Odio l'estate.
L'ho sempre odiata, fin da quando ero bambina.
Da bambini non si andava quasi mai in vacanza, non si poteva. Per due o tre estati consecutive siamo stati al campeggio, una volta i miei genitori ci hanno spedito in colonia (esperienza di cui ho un ricordo ansiogeno), poi basta. Le nostre estati infantili erano fatte di mattinate in giro per una Mestre deserta, negozi chiusi, parchi-gioco vuoti (non proprio, c'erano le zanzare, ma non ci si poteva imbastire dei giochi), il caldo che rimbalzava sull'asfalto bollente e rendeva i pomeriggi passati in terrazzo carichi del suo odore acre.
Da ragazza non ho ricordi migliori. Si, qualche campo-scuola con gli scout, i corsi per catechisti, ma dovevo elemosinare le settimane (una l'anno eh) d'agosto al mio titolare (perchè ho iniziato a lavorare a sedici anni) diversi mesi prima, con nemmeno la certezza di riuscire ad averle fino al giorno prima di partire. Perchè a Venezia il mese di ferie estivo è prerogativa esclusivamente degli operai delle fornaci e degli studenti, mentre tutto il resto della città lavora forse più degli altri periodi dell'anno: negozi, uffici, alberghi, ristoranti e compagnia bella. Le mie estati mi facevano rimbalzare tra le ore trascorse in traghetto facendomi largo in mezzo a sciami di turisti sudati e intenti più a godersi il panorama che non a stare attenti a come si muovevano, ore in piedi in negozio con l'aria condizionata accesa ma la porta perennemente aperta (perchè altrimenti, diceva il capo, la gente se vede la porta chiusa non entra), serate in solitaria sul terrazzino di casa (da single e da fidanzata, perchè per il mio ex moroso nonchè attuale marito era sempre in servizio o quasi) e una lotta frenetica e inutile contro le zanzare, che dove vivevo io avevano il loro habitat naturale. Si, era romantico, gli scritti più belli che io ricordi sono scaturiti in quelle sere trascorse ad ascoltare il rumore delle onde leggere infrangersi sulle rive silenziose, sotto a uno specchio di luna che non ho visto mai in nessun altro posto, ma tolto questo, nient'altro.

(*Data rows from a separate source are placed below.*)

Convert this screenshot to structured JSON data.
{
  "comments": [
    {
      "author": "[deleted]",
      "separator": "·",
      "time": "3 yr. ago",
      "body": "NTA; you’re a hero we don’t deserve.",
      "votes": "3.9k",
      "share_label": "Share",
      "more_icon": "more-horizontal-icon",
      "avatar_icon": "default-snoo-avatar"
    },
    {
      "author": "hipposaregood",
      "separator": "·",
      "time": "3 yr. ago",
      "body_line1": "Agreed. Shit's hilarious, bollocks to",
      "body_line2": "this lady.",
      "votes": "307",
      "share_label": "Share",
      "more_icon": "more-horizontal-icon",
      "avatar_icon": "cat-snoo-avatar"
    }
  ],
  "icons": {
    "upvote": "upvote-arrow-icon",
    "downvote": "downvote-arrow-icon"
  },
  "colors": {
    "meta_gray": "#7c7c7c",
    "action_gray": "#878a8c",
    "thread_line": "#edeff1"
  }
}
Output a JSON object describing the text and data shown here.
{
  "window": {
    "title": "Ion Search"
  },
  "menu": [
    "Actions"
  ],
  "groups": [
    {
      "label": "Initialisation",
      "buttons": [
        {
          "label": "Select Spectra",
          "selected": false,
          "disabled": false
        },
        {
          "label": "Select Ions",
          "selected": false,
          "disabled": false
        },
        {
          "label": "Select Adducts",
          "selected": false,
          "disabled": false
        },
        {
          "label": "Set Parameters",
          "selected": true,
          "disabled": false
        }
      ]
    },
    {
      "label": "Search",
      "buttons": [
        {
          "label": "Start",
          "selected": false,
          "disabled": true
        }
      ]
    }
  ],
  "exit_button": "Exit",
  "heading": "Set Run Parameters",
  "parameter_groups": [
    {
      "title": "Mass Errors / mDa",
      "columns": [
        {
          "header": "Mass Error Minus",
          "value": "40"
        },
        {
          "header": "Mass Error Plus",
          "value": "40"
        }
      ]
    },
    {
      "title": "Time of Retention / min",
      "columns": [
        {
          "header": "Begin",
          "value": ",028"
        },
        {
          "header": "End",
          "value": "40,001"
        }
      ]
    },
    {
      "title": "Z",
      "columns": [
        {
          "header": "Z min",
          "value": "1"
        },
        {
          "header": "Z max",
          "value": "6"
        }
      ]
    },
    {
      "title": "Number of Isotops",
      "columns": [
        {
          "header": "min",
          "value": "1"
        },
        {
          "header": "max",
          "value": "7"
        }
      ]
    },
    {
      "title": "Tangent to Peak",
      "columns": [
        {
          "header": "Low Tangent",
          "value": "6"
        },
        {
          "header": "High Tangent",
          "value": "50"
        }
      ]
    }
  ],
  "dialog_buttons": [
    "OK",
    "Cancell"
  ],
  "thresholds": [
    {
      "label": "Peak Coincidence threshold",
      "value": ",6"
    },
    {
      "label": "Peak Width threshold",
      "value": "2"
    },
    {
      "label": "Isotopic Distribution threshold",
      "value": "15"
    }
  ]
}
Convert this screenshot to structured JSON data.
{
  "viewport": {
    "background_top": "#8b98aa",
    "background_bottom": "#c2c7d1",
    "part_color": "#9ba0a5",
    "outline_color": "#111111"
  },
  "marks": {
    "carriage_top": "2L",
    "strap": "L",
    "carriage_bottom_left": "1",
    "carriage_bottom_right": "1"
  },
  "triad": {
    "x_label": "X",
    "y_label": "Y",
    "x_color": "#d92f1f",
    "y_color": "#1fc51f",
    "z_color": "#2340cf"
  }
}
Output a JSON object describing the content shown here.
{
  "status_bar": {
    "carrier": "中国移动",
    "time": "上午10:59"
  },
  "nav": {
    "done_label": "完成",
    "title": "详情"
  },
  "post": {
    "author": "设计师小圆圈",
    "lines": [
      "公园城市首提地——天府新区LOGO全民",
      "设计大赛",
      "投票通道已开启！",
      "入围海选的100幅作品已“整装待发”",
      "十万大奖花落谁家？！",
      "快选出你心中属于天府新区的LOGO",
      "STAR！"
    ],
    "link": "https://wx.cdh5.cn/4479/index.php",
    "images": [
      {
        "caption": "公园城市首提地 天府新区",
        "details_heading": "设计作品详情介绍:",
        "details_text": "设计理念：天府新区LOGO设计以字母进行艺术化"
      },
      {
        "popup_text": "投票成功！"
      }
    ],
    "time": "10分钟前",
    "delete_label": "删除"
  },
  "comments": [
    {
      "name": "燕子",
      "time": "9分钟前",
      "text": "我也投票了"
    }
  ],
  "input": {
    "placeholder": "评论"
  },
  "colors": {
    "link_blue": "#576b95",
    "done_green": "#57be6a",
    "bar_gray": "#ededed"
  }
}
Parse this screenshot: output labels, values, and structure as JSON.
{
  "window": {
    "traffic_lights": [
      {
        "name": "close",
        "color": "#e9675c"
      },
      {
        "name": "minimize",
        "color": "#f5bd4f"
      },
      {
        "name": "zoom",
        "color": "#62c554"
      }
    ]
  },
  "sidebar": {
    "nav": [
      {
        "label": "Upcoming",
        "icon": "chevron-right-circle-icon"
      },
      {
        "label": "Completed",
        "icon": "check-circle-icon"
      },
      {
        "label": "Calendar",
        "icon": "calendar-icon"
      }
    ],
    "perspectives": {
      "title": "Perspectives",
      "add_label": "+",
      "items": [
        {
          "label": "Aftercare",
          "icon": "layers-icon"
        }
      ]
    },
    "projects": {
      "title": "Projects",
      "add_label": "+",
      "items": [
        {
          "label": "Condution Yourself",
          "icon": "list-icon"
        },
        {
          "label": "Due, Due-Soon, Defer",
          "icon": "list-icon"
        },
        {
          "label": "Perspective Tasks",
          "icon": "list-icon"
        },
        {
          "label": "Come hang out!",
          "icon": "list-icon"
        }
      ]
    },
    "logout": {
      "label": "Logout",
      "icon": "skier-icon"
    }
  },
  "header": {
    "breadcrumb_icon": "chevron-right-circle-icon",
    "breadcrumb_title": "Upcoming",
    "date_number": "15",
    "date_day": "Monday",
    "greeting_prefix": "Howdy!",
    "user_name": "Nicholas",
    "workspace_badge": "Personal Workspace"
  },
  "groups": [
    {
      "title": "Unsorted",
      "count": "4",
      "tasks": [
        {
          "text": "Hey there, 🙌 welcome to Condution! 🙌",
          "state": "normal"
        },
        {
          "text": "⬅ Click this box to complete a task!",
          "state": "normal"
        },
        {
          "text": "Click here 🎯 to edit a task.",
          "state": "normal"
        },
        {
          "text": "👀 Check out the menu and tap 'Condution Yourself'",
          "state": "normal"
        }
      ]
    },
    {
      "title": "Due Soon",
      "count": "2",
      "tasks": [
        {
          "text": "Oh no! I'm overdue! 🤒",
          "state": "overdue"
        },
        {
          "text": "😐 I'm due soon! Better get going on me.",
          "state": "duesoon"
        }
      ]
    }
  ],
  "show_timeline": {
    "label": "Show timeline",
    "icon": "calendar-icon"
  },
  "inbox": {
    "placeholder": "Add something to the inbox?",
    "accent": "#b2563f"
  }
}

Adesso le mie estati non sono migliori di allora. Mio marito ha il pieno del lavoro tra giugno e settembre, considerato che ha il controllo delle spiagge tra le più caotiche del nord Italia, quindi viaggia tra le sette e le dodici ore di lavoro al giorno (e la notte), con punte massime il fine settimana. Ferie? What's? Mio figlio in questi mesi è ingestibile: il centro estivo è saltato per motivi che non sto a raccontare (sennò facciamo notte), si annoia, e cerco di trascorrere il maggior tempo con lui fuori casa, che sia a far la spesa o in giro in bicicletta, ma non si può farlo dalla mattina alla sera, la casa va pur mandata avanti, senza contare che quest'anno in particolare ho anche tutto il resto che mi tiene impegnata. Parchi gioco? I due parchetti del paese sono perennemente deserti: qui la gente i figli se li tiene a casa, quasi tutti hanno un giardinetto, e probabilmente è più comodo in questo modo tenerli d'occhio facendosi gli affari propri. Si, anch'io ho un giardino, e meno male che c'è, anche se con le piogge di quest'anno è infrequentabile a causa dei cinghiali volanti che lo abitano. In agosto comunque il paese si paralizza, fatta eccezione per un paio di giorni a metà mese in cui c'è la festa in piazza, il resto è desolazione.
C'è che in estate mi sento sola. C'è che questa estate mi sento ancora più sola. Saranno gli ormoni vagans, sarà che se mi guardo attorno c'è il vuoto, sarà che un bambino di sette anni non può riempire la vita di una donna di trentotto per quanto lo ami, sarà che mi sento incatenata qui da tutto quello che mi succede, sarà che un caffè virtuale non ha niente a che vedere con un caffè preso con un'amica in carne ed ossa scambiandosi confidenze e stupidaggini, ma mi sento sola. Ed è ora che io faccia qualcosa.